Krótko potem własną skargę - tożsamą z wycofaną skargą PiS - do TK skierowała grupa obecnych posłów PO i PSL. Posłowie PO zapewniali, że ich wniosek jest następstwem działań prezydenta Andrzeja Dudy, który nie zaprzysiągł sędziów Trybunału wybranych przez Sejm poprzedniej kadencji, bo ma wątpliwości konstytucyjne, ale równocześnie nie kieruje sprawy do TK. Trybunał ma się zająć tym wnioskiem 3 grudnia.

5 grudnia ma wejść w życie uchwalona w ubiegłym tygodniu w Sejmie głosami PiS i Kukiz'15 (posłowie PO, Nowoczesnej i PSL opuścili salę) nowelizacja ustawy o TK, która przewiduje ponowny wybór pięciu sędziów Trybunału i wprowadza zasadę, że kadencja sędziego TK rozpoczyna się w dniu złożenia ślubowania wobec prezydenta RP - co następuje w 30 dni od dnia wyboru.
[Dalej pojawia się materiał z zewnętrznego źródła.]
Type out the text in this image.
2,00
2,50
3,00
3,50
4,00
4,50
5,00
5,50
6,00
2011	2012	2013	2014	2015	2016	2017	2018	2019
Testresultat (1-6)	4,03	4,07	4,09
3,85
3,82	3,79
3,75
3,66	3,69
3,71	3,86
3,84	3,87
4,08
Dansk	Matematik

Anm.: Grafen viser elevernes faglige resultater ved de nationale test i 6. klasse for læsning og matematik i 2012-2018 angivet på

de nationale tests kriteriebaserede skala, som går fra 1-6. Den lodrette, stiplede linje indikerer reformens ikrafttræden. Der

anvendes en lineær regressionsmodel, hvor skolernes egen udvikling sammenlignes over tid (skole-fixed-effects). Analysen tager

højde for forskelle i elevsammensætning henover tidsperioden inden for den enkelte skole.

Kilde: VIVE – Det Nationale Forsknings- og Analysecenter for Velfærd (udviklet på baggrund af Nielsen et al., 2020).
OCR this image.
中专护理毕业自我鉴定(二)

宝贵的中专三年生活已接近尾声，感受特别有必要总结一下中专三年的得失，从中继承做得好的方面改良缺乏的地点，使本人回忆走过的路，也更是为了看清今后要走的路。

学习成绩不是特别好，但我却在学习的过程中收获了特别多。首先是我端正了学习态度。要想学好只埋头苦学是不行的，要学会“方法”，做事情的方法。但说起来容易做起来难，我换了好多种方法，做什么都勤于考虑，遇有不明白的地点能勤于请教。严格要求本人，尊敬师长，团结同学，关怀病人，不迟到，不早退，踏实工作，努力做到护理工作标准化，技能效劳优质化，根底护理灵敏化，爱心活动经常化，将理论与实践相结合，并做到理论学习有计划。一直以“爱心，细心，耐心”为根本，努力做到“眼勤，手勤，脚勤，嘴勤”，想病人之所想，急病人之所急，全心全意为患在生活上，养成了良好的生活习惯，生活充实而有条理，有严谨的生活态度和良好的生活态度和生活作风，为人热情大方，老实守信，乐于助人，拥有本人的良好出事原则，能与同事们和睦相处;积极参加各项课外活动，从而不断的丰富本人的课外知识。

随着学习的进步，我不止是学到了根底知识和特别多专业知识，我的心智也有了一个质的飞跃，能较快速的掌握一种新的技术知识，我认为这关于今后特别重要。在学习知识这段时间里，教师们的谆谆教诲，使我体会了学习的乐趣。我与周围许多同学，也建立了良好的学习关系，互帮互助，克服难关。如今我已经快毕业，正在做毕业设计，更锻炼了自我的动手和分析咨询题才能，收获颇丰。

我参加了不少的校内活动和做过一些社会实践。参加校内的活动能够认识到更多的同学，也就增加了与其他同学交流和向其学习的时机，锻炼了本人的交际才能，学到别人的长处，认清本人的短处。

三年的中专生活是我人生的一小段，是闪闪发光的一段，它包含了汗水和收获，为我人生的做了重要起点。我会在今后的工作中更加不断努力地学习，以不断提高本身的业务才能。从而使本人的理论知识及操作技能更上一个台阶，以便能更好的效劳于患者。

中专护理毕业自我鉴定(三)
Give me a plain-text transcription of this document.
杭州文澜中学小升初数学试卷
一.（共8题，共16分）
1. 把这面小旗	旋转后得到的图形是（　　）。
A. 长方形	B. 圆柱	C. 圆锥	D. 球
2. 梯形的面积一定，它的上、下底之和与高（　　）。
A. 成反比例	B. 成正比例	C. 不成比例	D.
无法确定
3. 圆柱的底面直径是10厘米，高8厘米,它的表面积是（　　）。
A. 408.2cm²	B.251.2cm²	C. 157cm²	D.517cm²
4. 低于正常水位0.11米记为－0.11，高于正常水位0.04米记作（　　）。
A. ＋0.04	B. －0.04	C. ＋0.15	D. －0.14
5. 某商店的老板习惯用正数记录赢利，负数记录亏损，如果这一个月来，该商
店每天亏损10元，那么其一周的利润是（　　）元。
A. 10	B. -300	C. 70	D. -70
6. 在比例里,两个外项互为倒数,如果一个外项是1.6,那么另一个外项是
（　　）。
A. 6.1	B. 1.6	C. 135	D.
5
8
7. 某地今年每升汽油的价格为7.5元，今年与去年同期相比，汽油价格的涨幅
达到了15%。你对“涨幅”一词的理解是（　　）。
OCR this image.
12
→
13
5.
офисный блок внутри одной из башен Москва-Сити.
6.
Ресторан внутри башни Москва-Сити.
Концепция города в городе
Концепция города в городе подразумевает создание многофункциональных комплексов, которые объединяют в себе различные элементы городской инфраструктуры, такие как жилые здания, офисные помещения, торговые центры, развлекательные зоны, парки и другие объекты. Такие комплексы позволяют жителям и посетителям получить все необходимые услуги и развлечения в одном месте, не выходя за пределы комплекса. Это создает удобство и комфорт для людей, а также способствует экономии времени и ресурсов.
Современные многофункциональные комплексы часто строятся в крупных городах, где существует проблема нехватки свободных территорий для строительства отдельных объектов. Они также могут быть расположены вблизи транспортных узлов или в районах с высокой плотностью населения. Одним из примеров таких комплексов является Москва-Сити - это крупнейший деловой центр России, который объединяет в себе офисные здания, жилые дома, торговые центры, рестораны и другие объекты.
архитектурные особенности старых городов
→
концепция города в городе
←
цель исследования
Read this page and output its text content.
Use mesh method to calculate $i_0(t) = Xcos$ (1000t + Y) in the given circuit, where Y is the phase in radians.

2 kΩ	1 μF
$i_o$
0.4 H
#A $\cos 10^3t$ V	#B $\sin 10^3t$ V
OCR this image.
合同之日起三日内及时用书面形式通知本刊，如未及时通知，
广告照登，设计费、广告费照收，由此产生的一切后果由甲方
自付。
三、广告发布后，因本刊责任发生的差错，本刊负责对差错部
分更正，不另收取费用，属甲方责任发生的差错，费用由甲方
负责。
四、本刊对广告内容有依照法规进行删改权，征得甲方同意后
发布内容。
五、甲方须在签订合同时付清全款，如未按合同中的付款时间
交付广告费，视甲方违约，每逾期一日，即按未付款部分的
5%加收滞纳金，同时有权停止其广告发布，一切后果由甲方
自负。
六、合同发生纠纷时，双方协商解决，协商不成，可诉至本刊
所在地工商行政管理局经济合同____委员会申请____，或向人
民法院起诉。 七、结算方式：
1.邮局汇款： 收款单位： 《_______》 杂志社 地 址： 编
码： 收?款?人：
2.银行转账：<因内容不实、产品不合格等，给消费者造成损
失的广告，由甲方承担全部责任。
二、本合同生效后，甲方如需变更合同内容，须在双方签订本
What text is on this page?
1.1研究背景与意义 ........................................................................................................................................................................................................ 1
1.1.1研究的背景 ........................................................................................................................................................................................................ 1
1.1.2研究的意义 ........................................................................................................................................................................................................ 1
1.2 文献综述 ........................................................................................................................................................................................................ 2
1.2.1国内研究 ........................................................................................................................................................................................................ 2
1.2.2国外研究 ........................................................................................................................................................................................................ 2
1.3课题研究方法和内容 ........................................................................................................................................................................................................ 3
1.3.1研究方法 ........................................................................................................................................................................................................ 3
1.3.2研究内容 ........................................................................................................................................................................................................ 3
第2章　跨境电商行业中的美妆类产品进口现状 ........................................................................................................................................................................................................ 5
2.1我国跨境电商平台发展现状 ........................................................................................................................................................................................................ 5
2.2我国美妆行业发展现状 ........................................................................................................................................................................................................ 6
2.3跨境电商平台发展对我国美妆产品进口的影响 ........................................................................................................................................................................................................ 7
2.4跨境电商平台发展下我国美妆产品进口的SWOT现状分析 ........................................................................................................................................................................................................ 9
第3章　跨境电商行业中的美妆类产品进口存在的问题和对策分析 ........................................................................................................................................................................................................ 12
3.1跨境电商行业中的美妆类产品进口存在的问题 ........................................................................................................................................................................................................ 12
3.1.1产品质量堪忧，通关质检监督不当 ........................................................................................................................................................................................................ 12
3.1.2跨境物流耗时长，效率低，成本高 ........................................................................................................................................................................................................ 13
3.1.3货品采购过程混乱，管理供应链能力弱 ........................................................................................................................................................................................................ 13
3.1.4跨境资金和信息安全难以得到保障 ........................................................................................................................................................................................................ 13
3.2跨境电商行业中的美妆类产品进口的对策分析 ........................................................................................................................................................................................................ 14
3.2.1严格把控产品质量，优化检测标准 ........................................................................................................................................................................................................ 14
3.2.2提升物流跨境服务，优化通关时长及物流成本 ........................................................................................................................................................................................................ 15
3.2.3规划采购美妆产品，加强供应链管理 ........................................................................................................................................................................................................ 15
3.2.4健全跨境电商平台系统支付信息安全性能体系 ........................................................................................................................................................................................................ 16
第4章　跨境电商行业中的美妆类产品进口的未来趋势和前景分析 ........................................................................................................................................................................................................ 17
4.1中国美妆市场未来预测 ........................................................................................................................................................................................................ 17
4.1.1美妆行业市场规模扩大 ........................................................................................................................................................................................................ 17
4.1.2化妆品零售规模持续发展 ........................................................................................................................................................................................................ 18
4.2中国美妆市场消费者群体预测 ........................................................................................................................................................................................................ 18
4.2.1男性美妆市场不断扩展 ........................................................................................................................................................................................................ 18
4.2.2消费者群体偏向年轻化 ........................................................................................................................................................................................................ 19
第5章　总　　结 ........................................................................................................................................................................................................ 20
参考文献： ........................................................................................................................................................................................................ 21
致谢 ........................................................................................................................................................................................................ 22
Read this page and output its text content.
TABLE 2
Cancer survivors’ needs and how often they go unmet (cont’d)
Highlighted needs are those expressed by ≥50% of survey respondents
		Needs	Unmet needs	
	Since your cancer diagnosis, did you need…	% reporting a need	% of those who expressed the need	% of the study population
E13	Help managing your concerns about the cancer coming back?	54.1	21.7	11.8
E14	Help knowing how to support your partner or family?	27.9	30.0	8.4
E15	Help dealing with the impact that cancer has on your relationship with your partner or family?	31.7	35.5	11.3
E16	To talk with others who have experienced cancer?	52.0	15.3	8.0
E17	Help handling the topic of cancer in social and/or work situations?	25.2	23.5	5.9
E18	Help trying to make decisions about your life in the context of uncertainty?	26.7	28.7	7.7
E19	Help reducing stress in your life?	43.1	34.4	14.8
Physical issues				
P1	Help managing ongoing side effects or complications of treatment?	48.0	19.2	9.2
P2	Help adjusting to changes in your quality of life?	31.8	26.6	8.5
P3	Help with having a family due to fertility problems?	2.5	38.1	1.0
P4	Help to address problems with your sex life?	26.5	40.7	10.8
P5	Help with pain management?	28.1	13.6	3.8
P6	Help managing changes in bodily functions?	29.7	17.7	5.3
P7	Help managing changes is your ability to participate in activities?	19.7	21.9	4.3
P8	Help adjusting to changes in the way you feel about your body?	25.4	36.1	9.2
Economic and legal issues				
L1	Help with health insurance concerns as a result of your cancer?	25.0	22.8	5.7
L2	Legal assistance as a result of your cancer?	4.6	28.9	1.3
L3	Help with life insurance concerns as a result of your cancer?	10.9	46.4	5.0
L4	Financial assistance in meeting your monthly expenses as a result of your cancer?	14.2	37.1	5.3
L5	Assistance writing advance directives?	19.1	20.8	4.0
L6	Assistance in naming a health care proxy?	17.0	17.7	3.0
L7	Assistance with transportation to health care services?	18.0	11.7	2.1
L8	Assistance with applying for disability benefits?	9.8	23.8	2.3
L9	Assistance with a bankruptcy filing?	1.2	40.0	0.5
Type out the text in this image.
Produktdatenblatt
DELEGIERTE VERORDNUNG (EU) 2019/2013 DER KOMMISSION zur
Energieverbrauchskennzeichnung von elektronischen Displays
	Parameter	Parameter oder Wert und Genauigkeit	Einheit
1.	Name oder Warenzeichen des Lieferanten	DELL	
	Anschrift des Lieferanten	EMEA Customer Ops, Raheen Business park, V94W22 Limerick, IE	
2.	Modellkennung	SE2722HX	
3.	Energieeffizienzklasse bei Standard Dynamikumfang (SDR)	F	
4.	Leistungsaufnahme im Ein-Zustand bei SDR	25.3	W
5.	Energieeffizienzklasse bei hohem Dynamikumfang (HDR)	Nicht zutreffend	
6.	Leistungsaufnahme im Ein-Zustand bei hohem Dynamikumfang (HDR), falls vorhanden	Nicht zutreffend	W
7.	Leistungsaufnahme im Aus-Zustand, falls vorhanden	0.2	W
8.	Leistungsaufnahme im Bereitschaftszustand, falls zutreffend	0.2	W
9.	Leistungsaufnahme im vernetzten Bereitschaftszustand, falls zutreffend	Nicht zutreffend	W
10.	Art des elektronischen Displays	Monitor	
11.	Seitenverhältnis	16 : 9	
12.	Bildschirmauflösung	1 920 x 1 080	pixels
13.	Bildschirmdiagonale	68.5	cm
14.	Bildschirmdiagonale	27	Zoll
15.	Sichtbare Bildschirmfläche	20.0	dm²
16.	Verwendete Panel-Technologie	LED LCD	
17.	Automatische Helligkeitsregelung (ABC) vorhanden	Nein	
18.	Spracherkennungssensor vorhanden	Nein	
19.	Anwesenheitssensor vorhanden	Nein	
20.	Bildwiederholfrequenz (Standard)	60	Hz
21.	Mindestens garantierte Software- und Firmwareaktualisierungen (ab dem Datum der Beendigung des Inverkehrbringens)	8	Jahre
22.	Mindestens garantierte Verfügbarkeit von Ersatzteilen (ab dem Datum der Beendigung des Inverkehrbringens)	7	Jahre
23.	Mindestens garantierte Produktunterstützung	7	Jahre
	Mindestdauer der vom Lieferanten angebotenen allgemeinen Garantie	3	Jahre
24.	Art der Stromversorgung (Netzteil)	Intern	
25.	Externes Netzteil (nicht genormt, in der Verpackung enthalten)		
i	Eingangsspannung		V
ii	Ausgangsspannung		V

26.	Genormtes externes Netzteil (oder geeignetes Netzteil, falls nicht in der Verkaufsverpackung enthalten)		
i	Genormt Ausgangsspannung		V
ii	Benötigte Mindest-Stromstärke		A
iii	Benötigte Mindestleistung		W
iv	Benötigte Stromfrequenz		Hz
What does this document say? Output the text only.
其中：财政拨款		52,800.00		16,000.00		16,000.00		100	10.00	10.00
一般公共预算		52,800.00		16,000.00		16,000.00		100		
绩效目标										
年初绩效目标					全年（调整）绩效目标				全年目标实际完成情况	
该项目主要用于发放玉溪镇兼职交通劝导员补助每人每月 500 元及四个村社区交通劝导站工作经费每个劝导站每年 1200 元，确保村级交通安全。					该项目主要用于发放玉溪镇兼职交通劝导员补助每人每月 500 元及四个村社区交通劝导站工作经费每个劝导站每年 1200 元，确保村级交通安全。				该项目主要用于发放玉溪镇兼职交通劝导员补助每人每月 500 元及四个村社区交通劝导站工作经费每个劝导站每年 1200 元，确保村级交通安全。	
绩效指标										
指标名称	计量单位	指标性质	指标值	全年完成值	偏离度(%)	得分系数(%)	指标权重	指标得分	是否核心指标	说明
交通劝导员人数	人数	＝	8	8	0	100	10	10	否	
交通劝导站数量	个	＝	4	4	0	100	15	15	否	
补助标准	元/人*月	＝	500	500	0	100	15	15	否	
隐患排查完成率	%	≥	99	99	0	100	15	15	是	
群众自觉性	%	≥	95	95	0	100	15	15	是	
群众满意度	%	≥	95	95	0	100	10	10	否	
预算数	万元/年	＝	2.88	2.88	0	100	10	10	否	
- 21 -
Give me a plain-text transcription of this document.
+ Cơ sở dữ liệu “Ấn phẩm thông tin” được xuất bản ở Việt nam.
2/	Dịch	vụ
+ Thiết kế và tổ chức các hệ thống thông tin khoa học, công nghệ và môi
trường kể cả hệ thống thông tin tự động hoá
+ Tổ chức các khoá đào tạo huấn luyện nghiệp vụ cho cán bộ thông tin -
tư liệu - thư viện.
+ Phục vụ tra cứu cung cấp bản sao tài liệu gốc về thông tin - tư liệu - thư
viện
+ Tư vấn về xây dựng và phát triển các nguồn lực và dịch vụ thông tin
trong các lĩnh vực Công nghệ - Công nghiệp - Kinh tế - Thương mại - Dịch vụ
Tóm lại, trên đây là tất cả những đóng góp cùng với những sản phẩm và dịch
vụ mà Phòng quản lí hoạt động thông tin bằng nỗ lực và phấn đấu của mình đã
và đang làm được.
W nowelizacji przyjęto także, że w trzy miesiące od wejścia zmian w życie, wygaszone będą kadencje Andrzeja Rzeplińskiego i Stanisława Biernata - nie jako sędziów, ale jako prezesa i wiceprezesa TK. Tę nowelę zaskarżyły do TK PO i Rzecznik Praw Obywatelskich. Trybunał rozpozna wnioski 9 grudnia.

Z kolei w ubiegłym tygodniu Sejm głosami PiS i Kukiz'15 przyjął uchwały stwierdzające, że wybór w październiku, jeszcze w poprzedniej kadencji, pięciu sędziów Trybunału nie miał mocy prawnej. Wyborem nowych sędziów TK Sejm może zająć się na posiedzeniu, które odbędzie się 2-3 grudnia.